Play Like a Lover, Not a Scientist
It starts with fascination and attraction. Sometimes it happens slowly; other times it’s all at once. You want to spend every moment with this person. You want to know everything about the object of your desire, big and small. No detail is unimportant. No story is boring. And one day you realize that you know this person almost as intimately as you know yourself. This is what we commonly refer to as falling in love.
It starts with analysis and observation. Everything about the specimen is studied, examined, catalogued, and dissected. You draw conclusions based on findings. You write dispassionate observations. This is what we commonly refer to as scientific analysis.
Making music, when it’s done right, is like falling in love. We tumble helplessly, passionately into a relationship with a piece of music, and in our effort to understand everything we can about it, we discover things about its structure, the composer, the circumstances in which it was created, others’ ideas of how best to play it, and (crucially) all the ways we can share our insights and love of what we’re playing through every note we play.
One of the greatest disservices a teacher can do to a student is to teach music like a scientist, not a lover. When this happens, it’s usually because the teacher has never had the experience of falling in love with music, or has shut out that love for one reason or another. In their hands, music is no longer alive, but is a thing to be dissected and cooly studied. Everything stays clean and scientific, there are safe “right” and “wrong” answers, and no one makes poor musical decisions in the heat of passion. Music becomes clinical, and (as a result) dead.
No one can think oneself into being in love. The magic is either there or it isn’t. Music is a sensual art first—we hear the notes being struck and then dying away; we feel the smoothness of the keys under our fingers; we see the play of light and shadows on the piano and the score; and we sense the interplay of sound, silence, composer markings, and our own hearts in the phrases we help shape. Analysis, observations, scholarship? These serve the senses, not the other way ‘round. This is what many of the late great pianists knew, which is why their recordings frequently offer more depth and humanity than many modern players, who play quickly and oh-so-correctly, but have little to say. We can read, memorize, study, and analyze everything there is to know about a piece, but until we abandon ourselves to the experience of playing the notes, the music lacks life. That doesn’t mean that playing the piano should be an anti-intellectual act; it means balancing head and heart; it means acknowledging that the heart part of this equation must come first.

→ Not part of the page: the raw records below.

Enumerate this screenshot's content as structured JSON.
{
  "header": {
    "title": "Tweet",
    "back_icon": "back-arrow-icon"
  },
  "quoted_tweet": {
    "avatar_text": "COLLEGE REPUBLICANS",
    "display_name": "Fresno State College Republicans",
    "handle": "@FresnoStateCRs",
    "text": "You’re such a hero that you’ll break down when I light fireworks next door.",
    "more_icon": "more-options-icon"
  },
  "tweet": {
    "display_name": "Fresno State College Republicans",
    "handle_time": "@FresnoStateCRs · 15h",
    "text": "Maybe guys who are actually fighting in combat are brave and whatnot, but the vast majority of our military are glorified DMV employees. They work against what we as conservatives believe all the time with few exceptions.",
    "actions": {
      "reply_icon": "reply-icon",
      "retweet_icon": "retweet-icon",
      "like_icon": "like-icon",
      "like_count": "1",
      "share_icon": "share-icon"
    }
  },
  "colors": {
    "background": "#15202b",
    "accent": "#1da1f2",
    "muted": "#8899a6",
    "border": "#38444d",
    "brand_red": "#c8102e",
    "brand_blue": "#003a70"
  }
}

If I could wish one thing for every pianist, it would be this: let yourself go. Let yourself be seduced—ravished!—by the music. As my undergraduate piano professor once told me, “make love to the piano.” Let the music teach you about itself through loving attention to the score, to historical writings, and to others’ experiences with it, and then abandon yourself to it. Hold nothing back. This is what it means to bring a great piece of music to life.